Item 5.02 Departure of Directors or Certain Officers; Election of Directors; Appointment of Certain Officers; Compensatory Arrangements of Certain Officers.

The compensation committee of the Board of Directors of Adaptive Biotechnologies Corporation (the "Company") has approved a form of executive severance agreement (the "Severance Agreement") for each of the Company's executive officers (each, an "Executive"), to provide to each Executive severance benefits, and to replace severance agreements with certain Executives. The Company expects to enter into Severance Agreements with substantially all of the Executives, and the Company first entered into a Severance Agreement with a named executive officer on June 25, 2020.

The form of Severance Agreement provides that if an Executive's employment is terminated by the Company without Cause (as defined in the Severance Agreement) or the Executive voluntarily resigns for Good Reason (as defined in the Severance Agreement), then, subject to the Executive's continued compliance with the obligations set forth in the Executive's nondisclosure and assignment agreement and the Executive's signing and not revoking a separation agreement and release of claims, the Executive is entitled to: (1) any expense reimbursements, wages and other benefits due to Executive under any Company-provided plans, policies and arrangements (the "Accrued Benefits"); (2) a lump sum payment equal to a Monthly Factor (as defined below) multiplied by Executive's base salary as in effect on the Executive's termination date; and (3) reimbursement for the Executive's COBRA continuation premiums (less required co-pay) for the number of months in the Executive's Monthly Factor.

If an Executive's employment is terminated by the Company without Cause or the Executive voluntarily resigns for Good Reason, in either case during the 15-month period beginning 3 months prior to and ending 12 months following a Change in Control (as defined in the Company's 2019 Equity Incentive Plan (the "2019 Plan")), then, subject to the Executive's signing and not revoking a separation agreement and release of claims, the Executive is entitled to: (1) the Accrued Benefits; (2) a lump sum payment equal to a Change in Control Monthly Factor (as defined below) multiplied by Executive's base salary as in effect on the Executive's termination date; (3) a lump sum payment equal to the Change in Control Monthly Factor multiplied by Executive's base salary as in effect on the Executive's termination date multiplied by the Executive's target bonus percentage in the year of termination; (4) reimbursement for the Executive's COBRA continuation premiums (less required co-pay) for the number of months in the Executive's Change in Control Monthly Factor; and (5) the immediate vesting of all solely time-based unvested equity awards previously granted to the Executive under the Company's long-term equity incentive plans, including the Company's 2009 Equity Incentive Plan and the 2019 Plan.

If an Executive's employment with the Company terminates (1) voluntarily by Executive (other than for Good Reason), (2) for Cause by the Company, or (3) due to Executive's death or disability, the Executive will not be entitled to receive any severance payments or benefits other than Accrued Benefits.

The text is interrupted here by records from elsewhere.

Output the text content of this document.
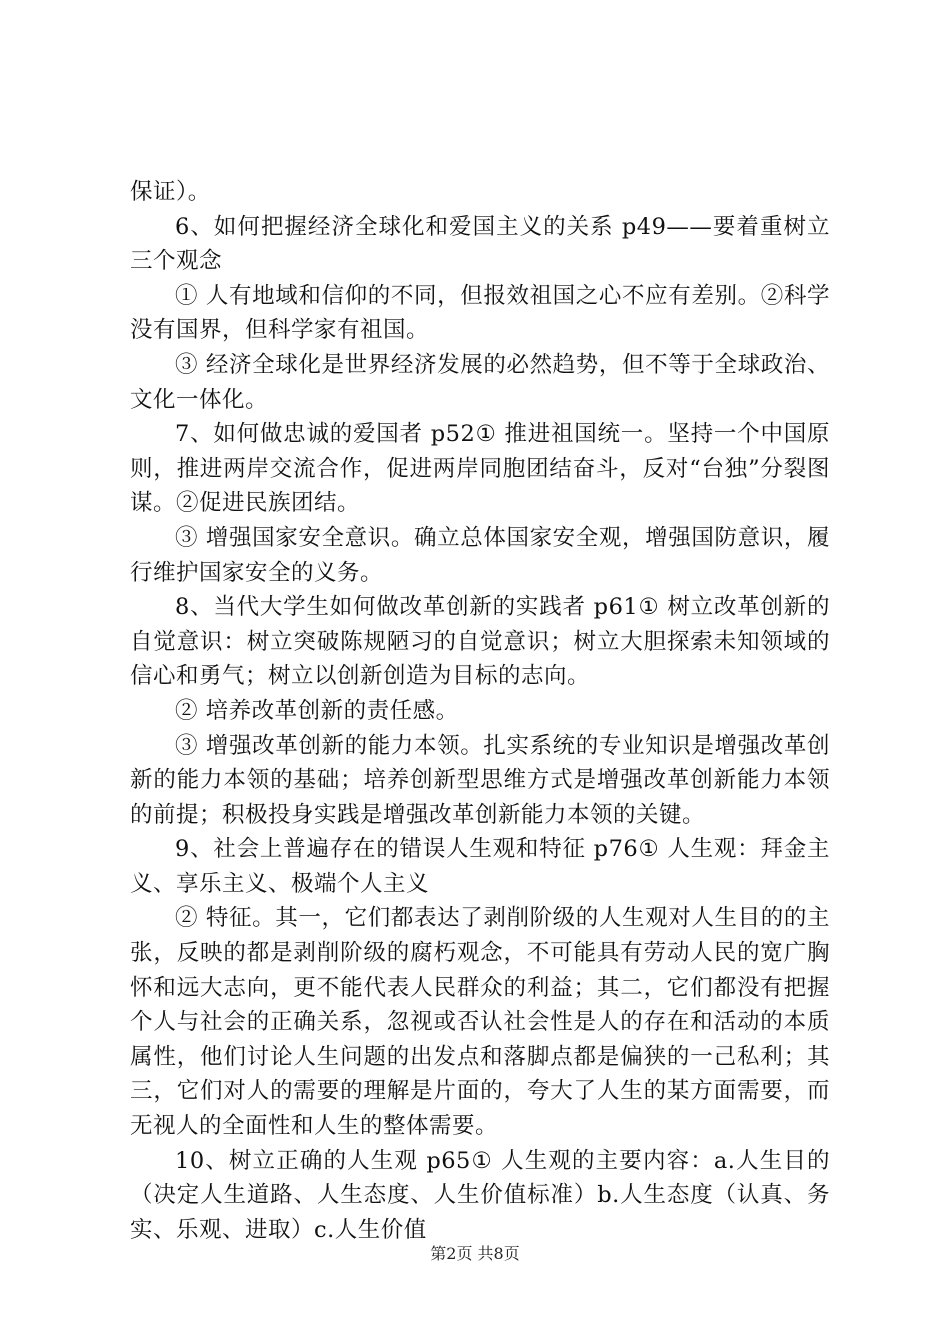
保证）。

6、如何把握经济全球化和爱国主义的关系 p49——要着重树立三个观念

① 人有地域和信仰的不同，但报效祖国之心不应有差别。②科学没有国界，但科学家有祖国。

③ 经济全球化是世界经济发展的必然趋势，但不等于全球政治、文化一体化。

7、如何做忠诚的爱国者 p52① 推进祖国统一。坚持一个中国原则，推进两岸交流合作，促进两岸同胞团结奋斗，反对“台独”分裂图谋。②促进民族团结。

③ 增强国家安全意识。确立总体国家安全观，增强国防意识，履行维护国家安全的义务。

8、当代大学生如何做改革创新的实践者 p61① 树立改革创新的自觉意识：树立突破陈规陋习的自觉意识；树立大胆探索未知领域的信心和勇气；树立以创新创造为目标的志向。

② 培养改革创新的责任感。

③ 增强改革创新的能力本领。扎实系统的专业知识是增强改革创新的能力本领的基础；培养创新型思维方式是增强改革创新能力本领的前提；积极投身实践是增强改革创新能力本领的关键。

9、社会上普遍存在的错误人生观和特征 p76① 人生观：拜金主义、享乐主义、极端个人主义

② 特征。其一，它们都表达了剥削阶级的人生观对人生目的的主张，反映的都是剥削阶级的腐朽观念，不可能具有劳动人民的宽广胸怀和远大志向，更不能代表人民群众的利益；其二，它们都没有把握个人与社会的正确关系，忽视或否认社会性是人的存在和活动的本质属性，他们讨论人生问题的出发点和落脚点都是偏狭的一己私利；其三，它们对人的需要的理解是片面的，夸大了人生的某方面需要，而无视人的全面性和人生的整体需要。

10、树立正确的人生观 p65① 人生观的主要内容：a.人生目的（决定人生道路、人生态度、人生价值标准）b.人生态度（认真、务实、乐观、进取）c.人生价值

第2页 共8页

The Monthly Factor and Change in Control Monthly Factor means the number of months for each Executive's respective level set forth below, divided by 12:





  Executive Officer Level       Monthly Factor   Change in Control Monthly Factor
  Chief Executive Officer            12 months                          18 months
  Executive Vice President(1)         6 months                          12 months
  Senior Vice President(2)            3 months                           6 months




      (1) In addition to executive officers with "Executive Vice President" in
          their respective titles as set forth in the "Executive Officers" section
          of our most recent proxy statement, this designation includes our
          President, Chief Medical Officer, Chief Scientific Officer, Chief
          Financial Officer, Chief Business Development Officer and Chief People
          Officer.


      (2) This designation includes all executive officers with "Senior Vice
          President" in their respective titles as set forth in the "Executive
          Officers" section of our most recent proxy statement and our Chief
          Technical Officer, but excluding Mr. Jyoti Palaniappan, Senior Vice
          President of Diagnostics, immunoSEQ Dx, whose severance arrangement will
          remain as described in our most recent proxy statement.

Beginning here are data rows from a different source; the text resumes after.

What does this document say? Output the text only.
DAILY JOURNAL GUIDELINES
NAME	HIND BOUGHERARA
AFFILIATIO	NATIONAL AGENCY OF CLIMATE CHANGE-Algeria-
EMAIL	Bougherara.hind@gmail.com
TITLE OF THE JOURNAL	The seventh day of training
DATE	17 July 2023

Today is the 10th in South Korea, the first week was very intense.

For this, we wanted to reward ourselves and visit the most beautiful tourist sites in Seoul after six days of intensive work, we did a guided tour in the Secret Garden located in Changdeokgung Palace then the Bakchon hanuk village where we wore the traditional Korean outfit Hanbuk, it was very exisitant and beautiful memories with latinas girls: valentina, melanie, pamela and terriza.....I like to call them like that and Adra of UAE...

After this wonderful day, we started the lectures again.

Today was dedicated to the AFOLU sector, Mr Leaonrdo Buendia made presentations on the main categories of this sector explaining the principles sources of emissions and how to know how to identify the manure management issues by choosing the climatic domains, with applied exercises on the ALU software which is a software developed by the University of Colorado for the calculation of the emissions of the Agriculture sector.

The Severance Agreement, when executed by the individual Executive, will supersede any prior severance agreements with the Executive.

The foregoing description of the Severance Agreement is not complete and is qualified in its entirety by reference to the full text of the Severance Agreement. A copy of the form of Severance Agreement will be filed as an exhibit to the Company's Quarterly Report on Form 10-Q for the quarter ended June 30, 2020.